MARÍA SABÍA que solo en Dios podemos hallar la verdadera felicidad. Y a él podemos encontrarle, precisamente, en las personas que tenemos a nuestro alrededor. Al final, esto es lo que han procurado vivir los santos: «Buscar el rostro de Dios en todo, todo el mundo, todo el tiempo, y su mano en cada acontecimiento. Esto es lo que significa ser contemplativo en el corazón del mundo. Ver y adorar a la presencia de Jesús, especialmente en el aspecto humilde de pan, y en el penoso disfraz de los pobres»[4].

Esta actitud de estar al mismo tiempo en la presencia de Dios y a la vez en salida, buscando cómo ayudar a quienes nos rodean, es la que mueve a María a visitar a Isabel. Después de haber recibido el anuncio del ángel y haber respondido que sí, la que será la madre de Jesús en pocos meses se levanta para ir al encuentro de su prima. El trayecto es largo, y aún así no se detiene ante las dificultades. La mayor atención que puede dispensarle es la de llevar al mismo Dios hasta su hogar. Y ante el saludo de Isabel, María responde con el Magníficat: «Se alegra mi espíritu en Dios mi Salvador: porque ha puesto los ojos en la humildad su esclava; por eso me llamarán bienaventurada todas las generaciones» (Lc 1,46-48).

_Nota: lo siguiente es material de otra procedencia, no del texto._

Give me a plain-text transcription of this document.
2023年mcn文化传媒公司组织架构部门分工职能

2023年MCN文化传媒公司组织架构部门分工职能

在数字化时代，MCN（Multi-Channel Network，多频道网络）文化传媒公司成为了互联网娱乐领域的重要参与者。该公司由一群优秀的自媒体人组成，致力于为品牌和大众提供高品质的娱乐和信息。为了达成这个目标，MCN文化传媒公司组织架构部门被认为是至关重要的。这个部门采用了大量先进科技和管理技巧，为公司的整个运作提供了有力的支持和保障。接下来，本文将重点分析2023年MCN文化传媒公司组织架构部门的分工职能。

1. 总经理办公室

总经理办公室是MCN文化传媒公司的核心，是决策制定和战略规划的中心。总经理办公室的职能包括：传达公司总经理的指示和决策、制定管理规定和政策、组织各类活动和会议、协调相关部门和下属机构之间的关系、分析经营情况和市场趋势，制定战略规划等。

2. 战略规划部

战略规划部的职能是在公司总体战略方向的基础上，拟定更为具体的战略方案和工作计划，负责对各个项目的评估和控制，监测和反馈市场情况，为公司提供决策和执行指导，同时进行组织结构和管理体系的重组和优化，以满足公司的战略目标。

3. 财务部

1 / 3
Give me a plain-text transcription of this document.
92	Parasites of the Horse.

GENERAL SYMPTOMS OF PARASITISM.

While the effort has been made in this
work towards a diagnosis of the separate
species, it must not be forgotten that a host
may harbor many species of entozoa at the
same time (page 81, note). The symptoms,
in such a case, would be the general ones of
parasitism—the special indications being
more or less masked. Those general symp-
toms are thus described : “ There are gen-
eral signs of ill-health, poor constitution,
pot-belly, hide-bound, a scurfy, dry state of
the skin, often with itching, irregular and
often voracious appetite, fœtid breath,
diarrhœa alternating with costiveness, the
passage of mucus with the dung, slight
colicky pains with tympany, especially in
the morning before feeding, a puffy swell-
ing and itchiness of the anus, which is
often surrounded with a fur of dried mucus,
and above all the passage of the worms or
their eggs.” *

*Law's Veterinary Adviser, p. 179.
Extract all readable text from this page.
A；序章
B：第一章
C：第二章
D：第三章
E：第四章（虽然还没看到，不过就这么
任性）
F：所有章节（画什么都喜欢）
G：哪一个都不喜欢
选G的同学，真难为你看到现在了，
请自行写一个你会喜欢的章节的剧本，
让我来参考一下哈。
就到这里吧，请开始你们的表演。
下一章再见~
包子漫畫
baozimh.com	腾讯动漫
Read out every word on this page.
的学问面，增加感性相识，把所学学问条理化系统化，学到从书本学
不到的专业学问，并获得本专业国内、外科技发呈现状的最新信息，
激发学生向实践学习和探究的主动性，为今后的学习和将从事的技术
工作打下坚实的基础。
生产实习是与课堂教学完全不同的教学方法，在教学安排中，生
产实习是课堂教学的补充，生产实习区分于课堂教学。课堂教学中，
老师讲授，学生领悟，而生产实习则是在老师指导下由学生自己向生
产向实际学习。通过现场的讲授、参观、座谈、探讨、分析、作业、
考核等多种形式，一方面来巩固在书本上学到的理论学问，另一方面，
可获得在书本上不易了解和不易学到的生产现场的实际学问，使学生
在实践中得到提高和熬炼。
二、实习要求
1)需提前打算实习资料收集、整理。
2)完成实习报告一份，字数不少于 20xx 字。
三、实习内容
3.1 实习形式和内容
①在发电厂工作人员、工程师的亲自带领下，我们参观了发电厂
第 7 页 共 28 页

María, al anuncio del ángel, se reconocía como «esclava». Ahora, sin embargo, sabe también que es motivo de bienaventuranza porque Dios se ha fijado en su humildad. Por eso, como si fuera un preludio de las Bienaventuranzas, canta al Señor, que no mira la riqueza y el poder sino la pobreza y la humildad. Toda la vida de santa María consistió en dejar espacio a Dios y encontrarlo en los demás. «Nuestra oración puede acompañar e imitar esa oración de María. Como ella, sentiremos el deseo de cantar, de proclamar las maravillas de Dios, para que la humanidad entera y los seres todos participen de la felicidad nuestra»[5].


[1] Francisco, Ángelus, 15-VIII-2021.

[2] San Josemaría, Forja, n. 1005.

[3] Mons. Fernando Ocáriz, “Dejarse sorprender por un Padre bueno”, 25-I-2019.

[4] Santa Teresa de Calcuta, En el corazón del mundo: pensamientos, historias y oraciones, Ed. José J. de Olañeta, 2016.

[5] San Josemaría, Es Cristo que pasa, n. 144.